Using the app, captains can now send out one query to a variety of global suppliers allowing them to compare quotes in terms of price, fuel type, and other factors.

The app had a soft-launch more than two years ago, and is now on its third version, with a messaging service and the ability to send and receive PDFs of fuel specs. All yachts managed by Y.CO already have access to a version of BunkerBuoy designed exclusively for the company.

“With captains already using iPhone and iPad for many yacht operations, it simplifies the process of bunkering,” says Charlie Birkett, co-founder and CEO of Y.CO. “We have already seen new technology become an important part of yacht operations. As more and more captains embrace new, forward-thinking ideas, I think this way of bunkering will become increasingly widely used.”

So far, over 30 suppliers have signed up to work with BunkerBuoy, including Peninsula Petroleum. However, Yacht Fuel Services are not participating. Aylen said the app wasn’t in line with their mission.

“The ethos behind it is to simplify it,” says Aylen. “But we might have several conversations with a customer to find out all the details of the supply before we actually give a price…That’s simplified something that’s really quite complex. We might have a customer that is looking at several different locations and we’re able to advise them, well, this one’s good for duty-free; you’ll be able to get in this berth at that location; you can’t get in there because your draft isn’t sufficient.”

This hasn’t deterred Miller, though.

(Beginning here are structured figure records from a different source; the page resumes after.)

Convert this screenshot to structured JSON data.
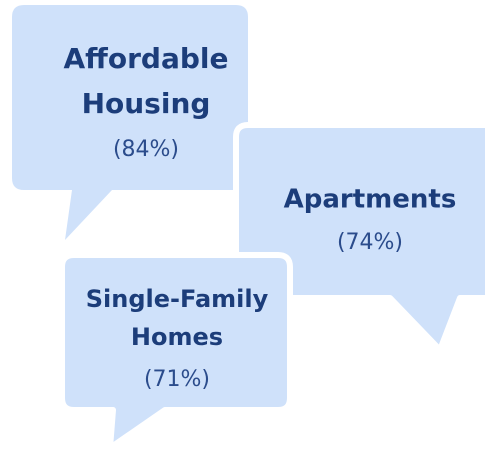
{
  "bubbles": [
    {
      "label_lines": [
        "Affordable",
        "Housing"
      ],
      "value_label": "(84%)"
    },
    {
      "label_lines": [
        "Apartments"
      ],
      "value_label": "(74%)"
    },
    {
      "label_lines": [
        "Single-Family",
        "Homes"
      ],
      "value_label": "(71%)"
    }
  ]
}
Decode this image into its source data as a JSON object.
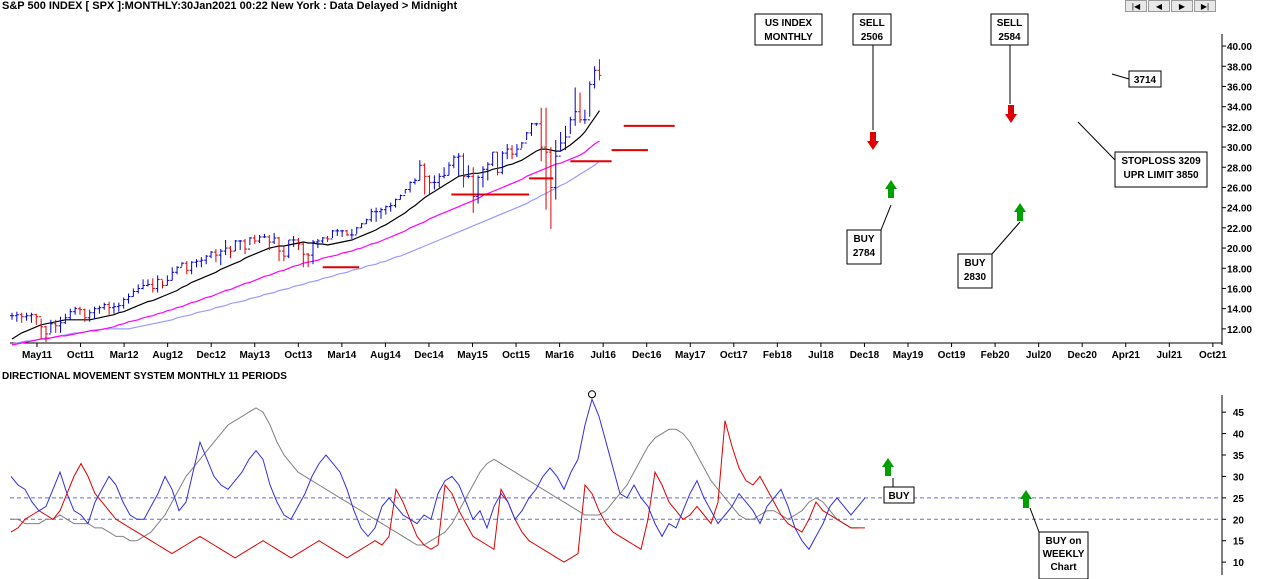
{
  "header": {
    "title": "S&P 500 INDEX [ SPX ]:MONTHLY:30Jan2021 00:22 New York : Data Delayed > Midnight",
    "nav_buttons": [
      "|◀",
      "◀",
      "▶",
      "▶|"
    ]
  },
  "subpanel_title": "DIRECTIONAL MOVEMENT SYSTEM MONTHLY 11 PERIODS",
  "chart_data": [
    {
      "type": "line",
      "name": "price",
      "x_ticks": [
        "May11",
        "Oct11",
        "Mar12",
        "Aug12",
        "Dec12",
        "May13",
        "Oct13",
        "Mar14",
        "Aug14",
        "Dec14",
        "May15",
        "Oct15",
        "Mar16",
        "Jul16",
        "Dec16",
        "May17",
        "Oct17",
        "Feb18",
        "Jul18",
        "Dec18",
        "May19",
        "Oct19",
        "Feb20",
        "Jul20",
        "Dec20",
        "Apr21",
        "Jul21",
        "Oct21"
      ],
      "y_ticks": [
        12.0,
        14.0,
        16.0,
        18.0,
        20.0,
        22.0,
        24.0,
        26.0,
        28.0,
        30.0,
        32.0,
        34.0,
        36.0,
        38.0,
        40.0
      ],
      "ylim": [
        10.6,
        40.6
      ],
      "close": [
        13.3,
        13.4,
        13.2,
        13.3,
        13.4,
        13.2,
        12.2,
        11.5,
        12.5,
        12.3,
        12.6,
        13.1,
        13.7,
        14.0,
        13.9,
        13.1,
        13.6,
        14.0,
        14.1,
        14.4,
        14.1,
        14.2,
        14.3,
        14.9,
        15.2,
        15.7,
        16.0,
        16.3,
        16.4,
        16.0,
        16.9,
        16.3,
        16.8,
        17.6,
        18.1,
        18.5,
        17.8,
        18.6,
        18.7,
        18.8,
        19.2,
        19.6,
        19.3,
        19.7,
        20.0,
        19.7,
        20.7,
        20.7,
        19.9,
        21.0,
        20.7,
        21.1,
        21.1,
        20.6,
        21.0,
        19.7,
        19.2,
        20.8,
        20.8,
        20.4,
        19.4,
        19.3,
        20.6,
        20.7,
        21.0,
        20.9,
        21.7,
        21.7,
        21.7,
        21.3,
        21.3,
        22.0,
        22.4,
        22.8,
        23.6,
        23.6,
        23.8,
        24.1,
        24.2,
        24.8,
        25.2,
        25.8,
        26.5,
        26.7,
        28.2,
        27.1,
        26.5,
        26.5,
        27.1,
        27.2,
        28.2,
        29.0,
        29.1,
        27.1,
        27.1,
        25.1,
        27.0,
        27.8,
        28.3,
        29.5,
        27.5,
        29.4,
        29.8,
        29.3,
        29.8,
        30.4,
        31.4,
        32.3,
        32.3,
        30.0,
        29.5,
        26.0,
        29.1,
        30.4,
        31.0,
        32.7,
        33.5,
        32.7,
        32.7,
        36.2,
        37.6,
        37.1
      ],
      "high": [
        13.6,
        13.7,
        13.6,
        13.6,
        13.6,
        13.5,
        13.0,
        12.3,
        12.9,
        12.9,
        13.2,
        13.5,
        14.0,
        14.2,
        14.2,
        14.0,
        13.9,
        14.2,
        14.3,
        14.6,
        14.7,
        14.6,
        14.6,
        15.1,
        15.5,
        16.0,
        16.4,
        16.9,
        16.9,
        17.0,
        17.3,
        16.8,
        17.3,
        18.1,
        18.2,
        18.6,
        18.7,
        18.7,
        18.9,
        19.1,
        19.3,
        19.7,
        19.9,
        19.9,
        20.8,
        20.2,
        20.8,
        20.8,
        20.9,
        21.1,
        21.3,
        21.3,
        21.4,
        21.3,
        21.5,
        21.1,
        20.2,
        20.8,
        21.2,
        21.0,
        20.5,
        19.5,
        20.8,
        20.9,
        21.1,
        21.2,
        21.8,
        21.9,
        21.8,
        21.8,
        21.9,
        22.1,
        22.5,
        22.9,
        23.9,
        24.0,
        24.0,
        24.2,
        24.5,
        24.9,
        25.3,
        25.8,
        26.6,
        26.9,
        28.7,
        28.4,
        27.2,
        27.2,
        27.4,
        28.0,
        28.5,
        29.2,
        29.4,
        29.4,
        28.2,
        28.0,
        27.2,
        28.1,
        28.5,
        29.5,
        29.5,
        29.6,
        30.3,
        30.2,
        30.3,
        30.5,
        31.5,
        32.4,
        32.4,
        33.9,
        33.9,
        30.0,
        30.7,
        31.5,
        32.1,
        33.0,
        35.9,
        35.4,
        33.7,
        36.5,
        38.0,
        38.7
      ],
      "low": [
        12.9,
        12.7,
        12.6,
        12.8,
        12.6,
        12.4,
        11.0,
        10.7,
        11.6,
        11.6,
        11.6,
        12.5,
        12.9,
        13.4,
        13.4,
        12.7,
        12.7,
        13.0,
        13.5,
        13.9,
        13.4,
        13.5,
        13.7,
        14.0,
        14.5,
        15.2,
        15.5,
        15.9,
        16.2,
        15.6,
        15.6,
        16.0,
        16.3,
        16.8,
        17.4,
        18.2,
        17.4,
        17.4,
        18.1,
        18.1,
        18.4,
        19.0,
        18.6,
        18.3,
        19.3,
        19.0,
        19.7,
        19.8,
        19.4,
        20.3,
        20.4,
        20.5,
        21.0,
        19.8,
        20.4,
        18.7,
        18.7,
        19.0,
        20.1,
        19.8,
        18.1,
        18.1,
        18.4,
        20.0,
        20.5,
        20.6,
        21.0,
        21.2,
        21.1,
        21.2,
        20.9,
        21.4,
        22.0,
        22.4,
        22.6,
        22.6,
        22.9,
        23.3,
        23.6,
        24.0,
        24.8,
        25.4,
        25.5,
        26.3,
        26.7,
        25.3,
        25.3,
        25.8,
        26.0,
        26.9,
        27.2,
        27.9,
        27.1,
        26.0,
        26.9,
        23.5,
        24.4,
        26.0,
        26.7,
        28.1,
        27.2,
        27.3,
        28.8,
        28.8,
        29.0,
        29.9,
        30.7,
        31.1,
        32.1,
        28.6,
        23.8,
        21.9,
        24.8,
        29.6,
        29.7,
        31.3,
        32.1,
        32.4,
        32.3,
        33.0,
        35.8,
        36.6
      ],
      "ma_black": [
        11.0,
        11.3,
        11.6,
        11.8,
        12.0,
        12.2,
        12.4,
        12.5,
        12.6,
        12.7,
        12.8,
        12.9,
        12.9,
        12.9,
        12.9,
        12.9,
        12.9,
        13.0,
        13.1,
        13.2,
        13.3,
        13.4,
        13.6,
        13.7,
        13.9,
        14.1,
        14.3,
        14.5,
        14.7,
        14.8,
        15.0,
        15.2,
        15.4,
        15.6,
        15.8,
        16.1,
        16.3,
        16.6,
        16.8,
        17.0,
        17.2,
        17.4,
        17.6,
        17.9,
        18.1,
        18.3,
        18.5,
        18.7,
        19.0,
        19.2,
        19.4,
        19.6,
        19.8,
        20.0,
        20.1,
        20.2,
        20.2,
        20.3,
        20.4,
        20.5,
        20.6,
        20.5,
        20.5,
        20.4,
        20.4,
        20.3,
        20.4,
        20.5,
        20.6,
        20.7,
        20.8,
        21.0,
        21.2,
        21.4,
        21.6,
        21.8,
        22.1,
        22.3,
        22.6,
        22.9,
        23.2,
        23.5,
        23.9,
        24.2,
        24.6,
        25.0,
        25.3,
        25.6,
        25.9,
        26.2,
        26.5,
        26.8,
        27.1,
        27.2,
        27.3,
        27.4,
        27.4,
        27.5,
        27.6,
        27.8,
        27.9,
        28.0,
        28.2,
        28.3,
        28.5,
        28.7,
        29.0,
        29.3,
        29.6,
        29.8,
        29.8,
        29.7,
        29.6,
        29.6,
        29.9,
        30.2,
        30.6,
        31.0,
        31.5,
        32.2,
        32.9,
        33.6
      ],
      "ma_magenta": [
        10.4,
        10.5,
        10.6,
        10.7,
        10.8,
        10.9,
        11.0,
        11.0,
        11.1,
        11.2,
        11.3,
        11.3,
        11.4,
        11.5,
        11.6,
        11.7,
        11.8,
        11.8,
        11.9,
        12.0,
        12.1,
        12.2,
        12.4,
        12.5,
        12.7,
        12.8,
        12.9,
        13.1,
        13.2,
        13.3,
        13.5,
        13.6,
        13.8,
        13.9,
        14.1,
        14.2,
        14.4,
        14.6,
        14.7,
        14.9,
        15.1,
        15.2,
        15.4,
        15.6,
        15.8,
        15.9,
        16.1,
        16.3,
        16.5,
        16.6,
        16.8,
        17.0,
        17.2,
        17.3,
        17.5,
        17.7,
        17.8,
        18.0,
        18.2,
        18.3,
        18.5,
        18.6,
        18.7,
        18.8,
        19.0,
        19.1,
        19.2,
        19.3,
        19.5,
        19.6,
        19.7,
        19.9,
        20.0,
        20.2,
        20.4,
        20.5,
        20.7,
        20.9,
        21.1,
        21.3,
        21.5,
        21.7,
        22.0,
        22.2,
        22.4,
        22.6,
        22.9,
        23.1,
        23.3,
        23.5,
        23.7,
        23.9,
        24.1,
        24.3,
        24.5,
        24.7,
        24.9,
        25.2,
        25.4,
        25.6,
        25.8,
        26.0,
        26.2,
        26.4,
        26.6,
        26.8,
        27.1,
        27.3,
        27.5,
        27.7,
        27.9,
        28.1,
        28.3,
        28.4,
        28.6,
        28.8,
        29.0,
        29.2,
        29.5,
        29.9,
        30.3,
        30.6
      ],
      "ma_blue": [
        10.5,
        10.6,
        10.7,
        10.8,
        10.8,
        10.9,
        11.0,
        11.1,
        11.1,
        11.2,
        11.3,
        11.4,
        11.5,
        11.6,
        11.6,
        11.7,
        11.8,
        11.9,
        11.9,
        12.0,
        12.0,
        12.0,
        12.0,
        12.0,
        12.0,
        12.1,
        12.2,
        12.3,
        12.4,
        12.5,
        12.6,
        12.7,
        12.8,
        12.9,
        13.1,
        13.2,
        13.3,
        13.4,
        13.6,
        13.7,
        13.8,
        13.9,
        14.1,
        14.2,
        14.3,
        14.5,
        14.6,
        14.7,
        14.8,
        15.0,
        15.1,
        15.2,
        15.4,
        15.5,
        15.6,
        15.8,
        15.9,
        16.0,
        16.2,
        16.3,
        16.4,
        16.6,
        16.7,
        16.8,
        17.0,
        17.1,
        17.2,
        17.4,
        17.5,
        17.6,
        17.8,
        17.9,
        18.0,
        18.2,
        18.3,
        18.4,
        18.6,
        18.7,
        18.9,
        19.1,
        19.2,
        19.4,
        19.6,
        19.8,
        20.0,
        20.2,
        20.4,
        20.6,
        20.8,
        21.0,
        21.2,
        21.4,
        21.6,
        21.8,
        22.0,
        22.2,
        22.4,
        22.6,
        22.8,
        23.0,
        23.2,
        23.4,
        23.6,
        23.8,
        24.0,
        24.2,
        24.4,
        24.7,
        24.9,
        25.2,
        25.4,
        25.7,
        25.9,
        26.2,
        26.4,
        26.7,
        27.0,
        27.3,
        27.6,
        27.9,
        28.2,
        28.6
      ],
      "hlines": [
        {
          "i0": 128,
          "i1": 143,
          "y": 18.1
        },
        {
          "i0": 181,
          "i1": 213,
          "y": 25.3
        },
        {
          "i0": 213,
          "i1": 223,
          "y": 26.9
        },
        {
          "i0": 230,
          "i1": 247,
          "y": 28.6
        },
        {
          "i0": 247,
          "i1": 262,
          "y": 29.7
        },
        {
          "i0": 252,
          "i1": 273,
          "y": 32.1
        }
      ],
      "arrows": [
        {
          "dir": "down",
          "color": "#e00000",
          "x": 873,
          "tip": 150
        },
        {
          "dir": "up",
          "color": "#00a000",
          "x": 891,
          "tip": 180
        },
        {
          "dir": "down",
          "color": "#e00000",
          "x": 1011,
          "tip": 123
        },
        {
          "dir": "up",
          "color": "#00a000",
          "x": 1020,
          "tip": 203
        }
      ],
      "annotations": [
        {
          "lines": [
            "US INDEX",
            "MONTHLY"
          ]
        },
        {
          "lines": [
            "SELL",
            "2506"
          ]
        },
        {
          "lines": [
            "SELL",
            "2584"
          ]
        },
        {
          "lines": [
            "3714"
          ]
        },
        {
          "lines": [
            "STOPLOSS 3209",
            "UPR LIMIT 3850"
          ]
        },
        {
          "lines": [
            "BUY",
            "2784"
          ]
        },
        {
          "lines": [
            "BUY",
            "2830"
          ]
        }
      ]
    },
    {
      "type": "line",
      "name": "dms",
      "y_ticks": [
        10,
        15,
        20,
        25,
        30,
        35,
        40,
        45
      ],
      "ylim": [
        7,
        49
      ],
      "dashed_levels": [
        20,
        25
      ],
      "blue": [
        30,
        28,
        27,
        24,
        22,
        23,
        27,
        31,
        26,
        22,
        21,
        19,
        24,
        27,
        30,
        28,
        24,
        21,
        20,
        20,
        23,
        26,
        30,
        27,
        22,
        24,
        31,
        38,
        34,
        30,
        28,
        27,
        29,
        31,
        34,
        36,
        34,
        28,
        24,
        21,
        20,
        23,
        26,
        30,
        33,
        35,
        33,
        31,
        27,
        22,
        18,
        16,
        18,
        23,
        25,
        23,
        21,
        20,
        19,
        21,
        20,
        26,
        29,
        30,
        28,
        24,
        20,
        22,
        18,
        23,
        26,
        24,
        20,
        22,
        25,
        27,
        30,
        32,
        30,
        27,
        31,
        34,
        42,
        48,
        44,
        38,
        32,
        26,
        25,
        28,
        25,
        23,
        19,
        16,
        19,
        18,
        22,
        26,
        29,
        25,
        22,
        19,
        21,
        23,
        26,
        24,
        22,
        19,
        23,
        25,
        27,
        23,
        18,
        15,
        13,
        16,
        19,
        23,
        25,
        23,
        21,
        23,
        25
      ],
      "red": [
        17,
        18,
        20,
        21,
        22,
        21,
        20,
        22,
        26,
        30,
        33,
        30,
        26,
        24,
        22,
        20,
        19,
        18,
        17,
        16,
        15,
        14,
        13,
        12,
        13,
        14,
        15,
        16,
        15,
        14,
        13,
        12,
        11,
        12,
        13,
        14,
        15,
        14,
        13,
        12,
        11,
        12,
        13,
        14,
        15,
        14,
        13,
        12,
        11,
        12,
        13,
        14,
        15,
        14,
        16,
        27,
        24,
        20,
        16,
        14,
        13,
        14,
        28,
        26,
        22,
        19,
        16,
        15,
        14,
        13,
        27,
        24,
        20,
        17,
        15,
        14,
        13,
        12,
        11,
        10,
        11,
        12,
        28,
        26,
        22,
        19,
        17,
        16,
        15,
        14,
        13,
        20,
        31,
        28,
        24,
        22,
        20,
        21,
        23,
        21,
        19,
        24,
        43,
        37,
        32,
        29,
        28,
        30,
        27,
        24,
        21,
        19,
        18,
        17,
        20,
        24,
        22,
        21,
        20,
        19,
        18,
        18,
        18
      ],
      "gray": [
        20,
        20,
        19,
        19,
        19,
        20,
        20,
        21,
        20,
        19,
        19,
        19,
        18,
        18,
        17,
        16,
        16,
        15,
        15,
        16,
        17,
        19,
        21,
        24,
        27,
        30,
        32,
        34,
        36,
        38,
        40,
        42,
        43,
        44,
        45,
        46,
        45,
        42,
        38,
        35,
        33,
        31,
        30,
        29,
        28,
        27,
        26,
        25,
        24,
        23,
        22,
        21,
        20,
        19,
        18,
        17,
        16,
        15,
        14,
        14,
        15,
        16,
        17,
        19,
        22,
        25,
        28,
        31,
        33,
        34,
        33,
        32,
        31,
        30,
        29,
        28,
        27,
        26,
        25,
        24,
        23,
        22,
        21,
        21,
        21,
        22,
        24,
        26,
        28,
        31,
        34,
        37,
        39,
        40,
        41,
        41,
        40,
        38,
        35,
        32,
        29,
        27,
        25,
        23,
        21,
        20,
        20,
        21,
        22,
        22,
        21,
        20,
        21,
        22,
        24,
        25,
        24,
        22,
        20,
        19,
        18,
        18
      ],
      "annotations": [
        {
          "lines": [
            "BUY"
          ]
        },
        {
          "lines": [
            "BUY on",
            "WEEKLY",
            "Chart"
          ]
        }
      ]
    }
  ]
}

In fact, it has pushed him to consider direct access to physical suppliers who, he says, are interested. Initial take-up was slow, with around 100 yachts on the app after its first 18 months. But he says: “I’ve got time on my side to develop this. I’m not going away.”

Only time will tell exactly where the chips will fall, but a little competition and debate is no bad thing. For the time being, with all the complexities involved, many yachts still value the expertise and support offered by traders and the comfort of long-standing relationships.